Jean Cech : Deux scénarios parmi ceux que vous proposez font l’objet d’une analyse plus fouillée : celui que vous intitulez « Chacun pour soi » et celui baptisé « Industrie renouvelable ». Est-ce à dire que vous les jugez les plus « probables » ? Le premier aurait d’ailleurs bien pu s’appeler plus sobrement ‘Business as usual’…
T.B. : Ce choix était plutôt motivé par le manque de temps pour élargir le champ de réflexion à l’ensemble des scénarios. Mais vous avez raison. On s’est effectivement rendu compte en travaillant que ce premier scénario était plutôt un tendanciel, dans un ‘laisser faire’ reproduisant les mauvaises pratiques qu’on constate habituellement. L’autre scénario est effectivement plus ambitieux et volontariste…

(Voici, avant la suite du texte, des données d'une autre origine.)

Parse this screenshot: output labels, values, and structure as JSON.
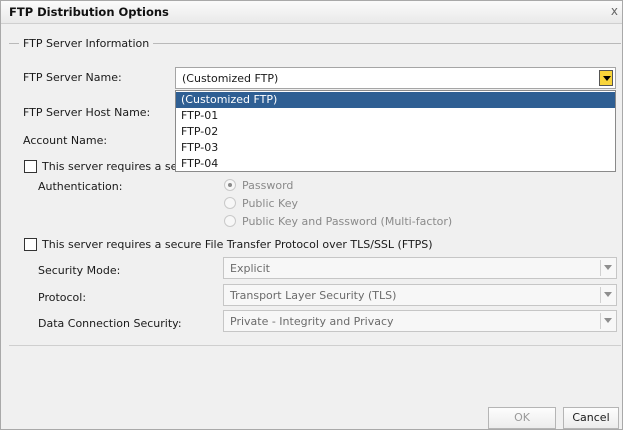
{
  "dialog": {
    "title": "FTP Distribution Options",
    "close_glyph": "x",
    "section_title": "FTP Server Information"
  },
  "fields": {
    "server_name_label": "FTP Server Name:",
    "server_name_value": "(Customized FTP)",
    "host_label": "FTP Server Host Name:",
    "account_label": "Account Name:",
    "sftp_checkbox_label": "This server requires a secu",
    "auth_label": "Authentication:",
    "ftps_checkbox_label": "This server requires a secure File Transfer Protocol over TLS/SSL (FTPS)",
    "security_mode_label": "Security Mode:",
    "security_mode_value": "Explicit",
    "protocol_label": "Protocol:",
    "protocol_value": "Transport Layer Security (TLS)",
    "data_conn_label": "Data Connection Security:",
    "data_conn_value": "Private - Integrity and Privacy"
  },
  "auth_options": [
    {
      "label": "Password",
      "selected": true
    },
    {
      "label": "Public Key",
      "selected": false
    },
    {
      "label": "Public Key and Password (Multi-factor)",
      "selected": false
    }
  ],
  "dropdown_options": [
    "(Customized FTP)",
    "FTP-01",
    "FTP-02",
    "FTP-03",
    "FTP-04"
  ],
  "buttons": {
    "ok": "OK",
    "cancel": "Cancel"
  },
  "colors": {
    "selection": "#2f5f93",
    "dropdown_button": "#f8d43a"
  }
}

Jean Cech : Encore que. Lui non plus n’est pas forcément complètement optimiste pour autant !
T.B. : Là encore, c’est un élément qu’on a découvert en travaillant sur le scénario. A la lecture du rapport, cette frilosité apparaît assez bien, mais ce n’était pas une évidence au départ. Quand on fait un tel exercice de prospective, on essaye d’imaginer une évolution possible, sans a priori sur le plus ou moins probable et sur le tendanciel. C’est vrai qu’on voulait des scénarios plutôt contrastés, mais ce n’est qu’en affinant la recherche qu’on a constaté qu’il y avait effectivement des clivages très importants dans le territoire wallon, qui font que des changements drastiques à l’horizon de 30 ou 35 ans se révèlent peu probables. Quand on ne raisonne que sur la technologie, on dira : « On va mettre des voitures propres partout », mais quand on veut mettre ce choix en cohérence avec les besoins en termes de mobilité, la pression foncière, les contraintes sur le réseau de transport qui se retrouve vite saturé, etc., on comprend rapidement les limites de l’exercice. Il y a trop de contraintes qui apparaissent et on se rend compte que les points de blocage et l’inertie se révèlent très forts.
Jean Cech : Vous pouvez nous illustrer ce propos ?

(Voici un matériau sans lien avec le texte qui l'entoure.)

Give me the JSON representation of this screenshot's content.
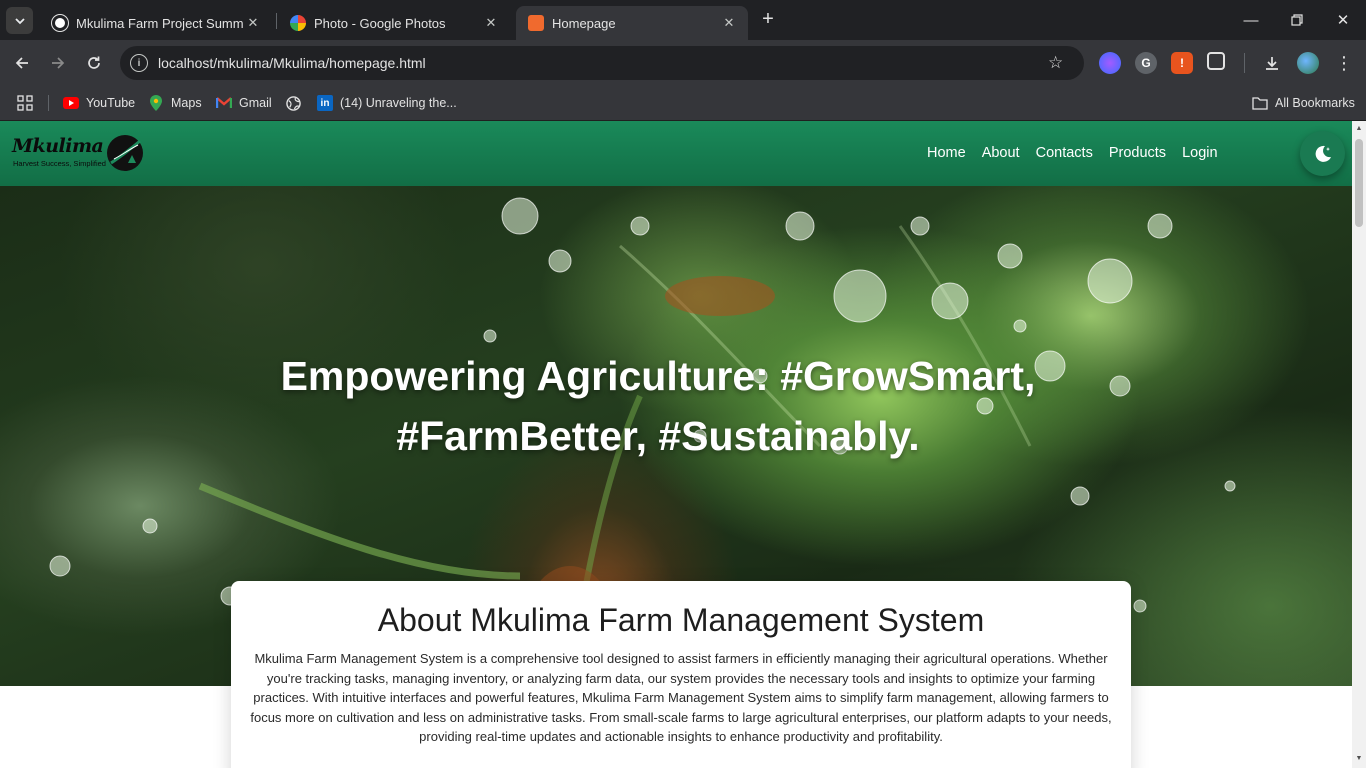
{
  "browser": {
    "tabs": [
      {
        "title": "Mkulima Farm Project Summary",
        "active": false
      },
      {
        "title": "Photo - Google Photos",
        "active": false
      },
      {
        "title": "Homepage",
        "active": true
      }
    ],
    "url": "localhost/mkulima/Mkulima/homepage.html",
    "bookmarks": [
      {
        "label": "YouTube",
        "icon": "youtube-icon"
      },
      {
        "label": "Maps",
        "icon": "maps-icon"
      },
      {
        "label": "Gmail",
        "icon": "gmail-icon"
      },
      {
        "label": "",
        "icon": "globe-icon"
      },
      {
        "label": "(14) Unraveling the...",
        "icon": "linkedin-icon"
      }
    ],
    "all_bookmarks": "All Bookmarks"
  },
  "site": {
    "logo_text": "Mkulima",
    "logo_tagline": "Harvest Success, Simplified",
    "nav": [
      "Home",
      "About",
      "Contacts",
      "Products",
      "Login"
    ],
    "theme_toggle_icon": "moon-icon",
    "accent_color": "#138055"
  },
  "hero": {
    "title": "Empowering Agriculture: #GrowSmart, #FarmBetter, #Sustainably."
  },
  "about": {
    "title": "About Mkulima Farm Management System",
    "text": "Mkulima Farm Management System is a comprehensive tool designed to assist farmers in efficiently managing their agricultural operations. Whether you're tracking tasks, managing inventory, or analyzing farm data, our system provides the necessary tools and insights to optimize your farming practices. With intuitive interfaces and powerful features, Mkulima Farm Management System aims to simplify farm management, allowing farmers to focus more on cultivation and less on administrative tasks. From small-scale farms to large agricultural enterprises, our platform adapts to your needs, providing real-time updates and actionable insights to enhance productivity and profitability."
  }
}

T.B. : Quand on veut construire des scénarios sur les déplacements de population ou d’activités, avec toutes les implications que cela a sur la mobilité et les pressions foncières, on a le sentiment de déplacer beaucoup de personnes, mais en fin de compte on s’aperçoit que ce n’est pas le cas. On peut vider certaines communes de 75% des gens, mais à l’échelon du territoire, seuls 5% des gens sont concernés. En fait, on est dans l’ordre de grandeur que ce qui se fait déjà. Ce qui révèle surtout que les rigidités sont très importantes.
Jean Cech : Qu’en concluez-vous concrètement dans le cadre des deux scénarios que nous avons évoqués ?
T.B. : Il y a d’une part le fait qu’il y a beaucoup trop de mobilité : les gens et les marchandises bougent beaucoup trop. On sait qu’en Belgique, on est un peu les champions du monde en la matière. Il y aurait donc moyen d’avoir une mobilité mieux organisée, optimisée. Il faudrait réduire les déplacements inutiles, etc. Il y a là un potentiel d’énergie consommée de l’ordre d’une trentaine de pourcents, ce qui est important. Après, si on veut déplacer des populations ou des activités, on butte très vite sur des complications liées aux réseaux, y compris les réseaux au sein même des communes. Ca sature très vite. Il faut aussi tenir compte du maillage qui est très différent pour la voiture et pour le train. Reporter la première sur le second multiplie rapidement le nombre de kilomètres parcourus.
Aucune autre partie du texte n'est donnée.